My career is currently devoted to the actuality, not the genre. Slowly, inexorably, I am losing fascination with the “good guy” end of it. There are no longer “good” and “bad” guys in the world – just people with different agendas, different anger levels, and certain affinities for conniving, cheating, and mayhem. and some are writers
A couple of books – “A Million Little Pieces” and “My Friend Leonard” by James Frey came out in the last couple of years, in the style of Truman Capote’s “In Cold Blood”. Posing as true crime, they are actually fictionalized fact. Unlike Capote, Frey is not apparently manipulating the life and death of anyone else, although not even that is clear. The books are entertainingly written, drag the reader deep into the writer’s strange world of maleficence, and were passed off initially as biographical. It is an interesting exercise to read the books, then wonder how they would have done in the genre to which they rightfully belong – fiction. The truth of the matter is that Frey was unable to sell the story as fiction. Why should it make a difference? And Frey did it not just once, but twice!
An interesting contrast and compare read is something I picked up in the airport for my journey this week: “The Birthday Party A Memoir of Survival”, by Stanley Alpert.
Alpert was not the survivor of an airline crash, or drug addiction (as is Frey), but of a mugging. Although most people do survive muggings, especially ones where they are not beaten or stabbed or shot, Alpert’s mugging was worth a Penguin True Crime publication. And it has to be because he has a sort of Woody Allen style to his tale. Imagine how Allen would spin the loss of his credit cards to a threatening gun toting gang on the streets of New York City who take him for a ride while they try to figure out how to get at his six figure bank account, and you’ve got the picture.

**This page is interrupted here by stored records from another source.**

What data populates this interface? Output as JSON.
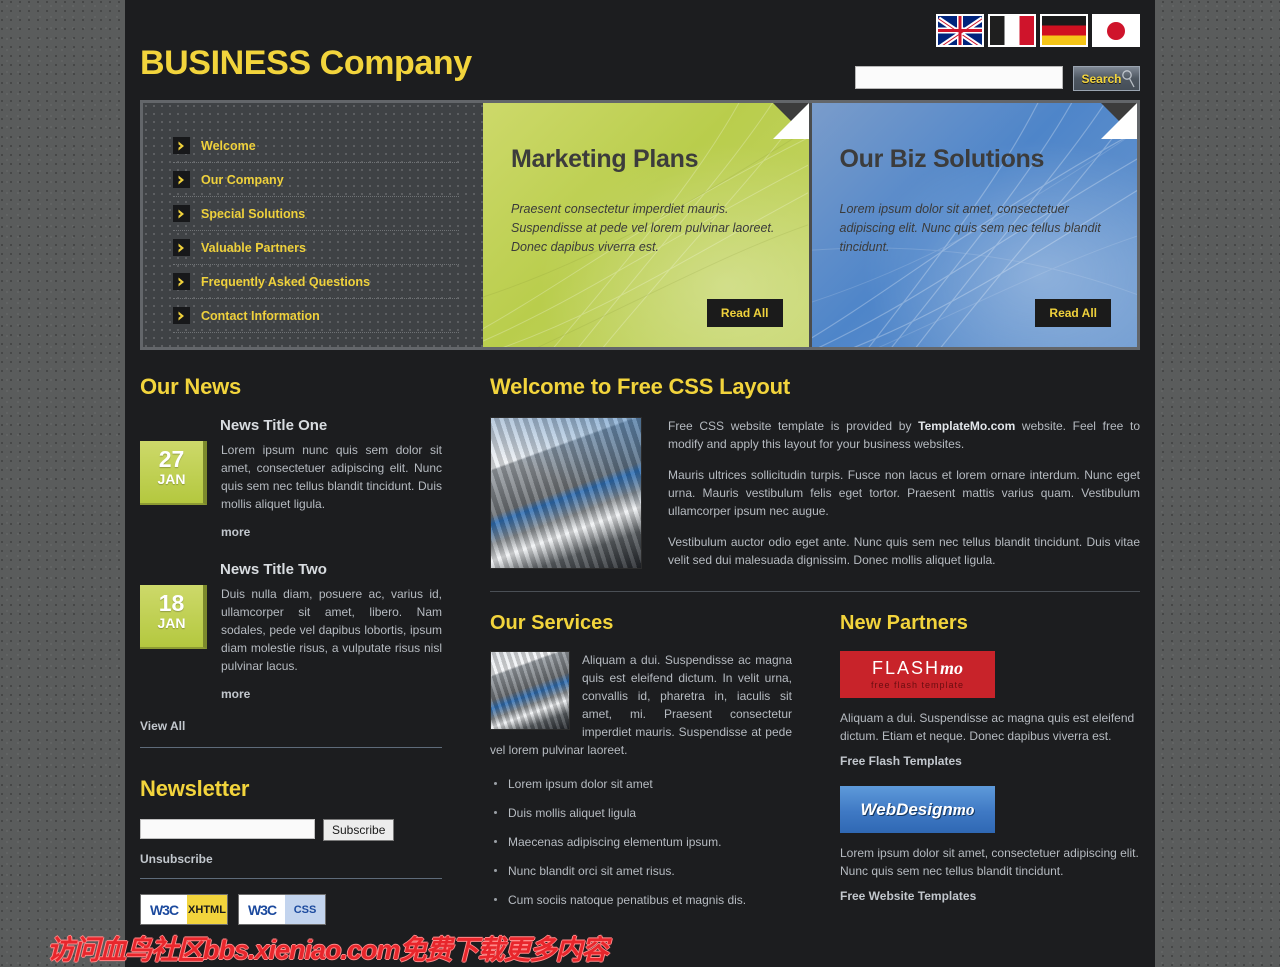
{
  "header": {
    "logo_prefix": "BUSINESS",
    "logo_suffix": " Company",
    "search_value": "",
    "search_placeholder": "",
    "search_button": "Search",
    "flags": [
      {
        "name": "flag-uk",
        "label": "English"
      },
      {
        "name": "flag-fr",
        "label": "French"
      },
      {
        "name": "flag-de",
        "label": "German"
      },
      {
        "name": "flag-jp",
        "label": "Japanese"
      }
    ]
  },
  "menu": {
    "items": [
      {
        "label": "Welcome"
      },
      {
        "label": "Our Company"
      },
      {
        "label": "Special Solutions"
      },
      {
        "label": "Valuable Partners"
      },
      {
        "label": "Frequently Asked Questions"
      },
      {
        "label": "Contact Information"
      }
    ]
  },
  "panels": [
    {
      "title": "Marketing Plans",
      "text": "Praesent consectetur imperdiet mauris. Suspendisse at pede vel lorem pulvinar laoreet. Donec dapibus viverra est.",
      "button": "Read All",
      "color": "#bccd4e"
    },
    {
      "title": "Our Biz Solutions",
      "text": "Lorem ipsum dolor sit amet, consectetuer adipiscing elit. Nunc quis sem nec tellus blandit tincidunt.",
      "button": "Read All",
      "color": "#4e85c9"
    }
  ],
  "news": {
    "heading": "Our News",
    "items": [
      {
        "title": "News Title One",
        "day": "27",
        "month": "JAN",
        "text": "Lorem ipsum nunc quis sem dolor sit amet, consectetuer adipiscing elit. Nunc quis sem nec tellus blandit tincidunt. Duis mollis aliquet ligula.",
        "more": "more"
      },
      {
        "title": "News Title Two",
        "day": "18",
        "month": "JAN",
        "text": "Duis nulla diam, posuere ac, varius id, ullamcorper sit amet, libero. Nam sodales, pede vel dapibus lobortis, ipsum diam molestie risus, a vulputate risus nisl pulvinar lacus.",
        "more": "more"
      }
    ],
    "view_all": "View All"
  },
  "newsletter": {
    "heading": "Newsletter",
    "input_value": "",
    "input_placeholder": "",
    "subscribe_button": "Subscribe",
    "unsubscribe_link": "Unsubscribe",
    "badges": [
      {
        "mark": "W3C",
        "label": "XHTML"
      },
      {
        "mark": "W3C",
        "label": "CSS"
      }
    ]
  },
  "welcome": {
    "heading": "Welcome to Free CSS Layout",
    "paragraphs": [
      {
        "pre": "Free CSS website template is provided by ",
        "bold": "TemplateMo.com",
        "post": " website. Feel free to modify and apply this layout for your business websites."
      },
      {
        "pre": "Mauris ultrices sollicitudin turpis. Fusce non lacus et lorem ornare interdum. Nunc eget urna. Mauris vestibulum felis eget tortor. Praesent mattis varius quam. Vestibulum ullamcorper ipsum nec augue.",
        "bold": "",
        "post": ""
      },
      {
        "pre": "Vestibulum auctor odio eget ante. Nunc quis sem nec tellus blandit tincidunt. Duis vitae velit sed dui malesuada dignissim. Donec mollis aliquet ligula.",
        "bold": "",
        "post": ""
      }
    ]
  },
  "services": {
    "heading": "Our Services",
    "paragraph": "Aliquam a dui. Suspendisse ac magna quis est eleifend dictum. In velit urna, convallis id, pharetra in, iaculis sit amet, mi. Praesent consectetur imperdiet mauris. Suspendisse at pede vel lorem pulvinar laoreet.",
    "list": [
      "Lorem ipsum dolor sit amet",
      "Duis mollis aliquet ligula",
      "Maecenas adipiscing elementum ipsum.",
      "Nunc blandit orci sit amet risus.",
      "Cum sociis natoque penatibus et magnis dis."
    ]
  },
  "partners": {
    "heading": "New Partners",
    "items": [
      {
        "logo_main": "FLASH",
        "logo_italic": "mo",
        "logo_sub": "free flash template",
        "text": "Aliquam a dui. Suspendisse ac magna quis est eleifend dictum. Etiam et neque. Donec dapibus viverra est.",
        "link": "Free Flash Templates"
      },
      {
        "logo_main": "WebDesign",
        "logo_italic": "mo",
        "logo_sub": "",
        "text": "Lorem ipsum dolor sit amet, consectetuer adipiscing elit. Nunc quis sem nec tellus blandit tincidunt.",
        "link": "Free Website Templates"
      }
    ]
  },
  "watermark": {
    "text": "访问血鸟社区bbs.xieniao.com免费下载更多内容"
  },
  "theme": {
    "accent_yellow": "#f2d43c",
    "page_bg": "#1c1d1f",
    "outer_bg": "#5a5c5c",
    "green": "#bccd4e",
    "blue": "#4e85c9",
    "red": "#c8232a"
  }
}
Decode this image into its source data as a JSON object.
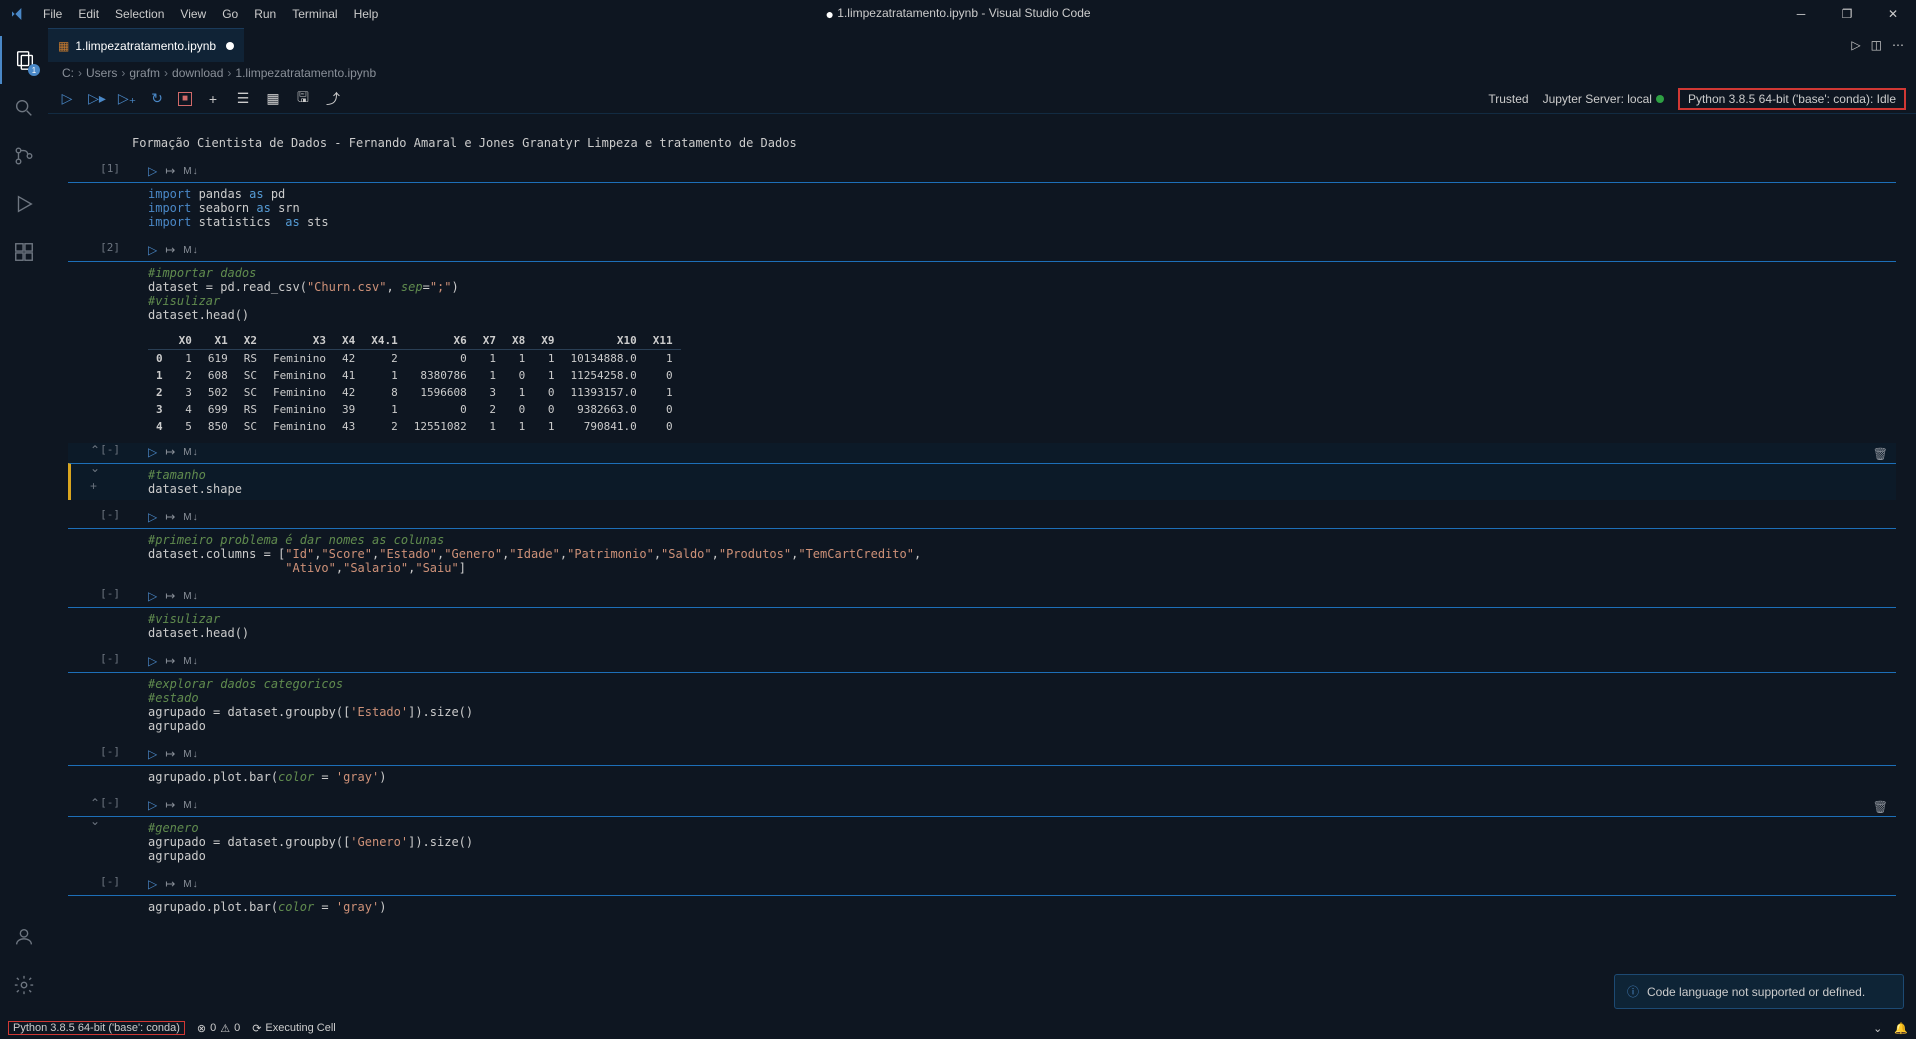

The more interesting part from my point of view is the police reaction to his tale of woe, once he has gotten through the main part of the survival mentioned in the title.
Alpert assures us that his story is true, only mildly reconstructed, as he must rely on memory for dialogue. It is interesting, again, to compare this with Capote’s style, where he relies on his memory as well, claiming to have 94% recall.
So, if you, like me, have an interest in true crime stories, this set of novels/crime stories make for a provocative reading palette.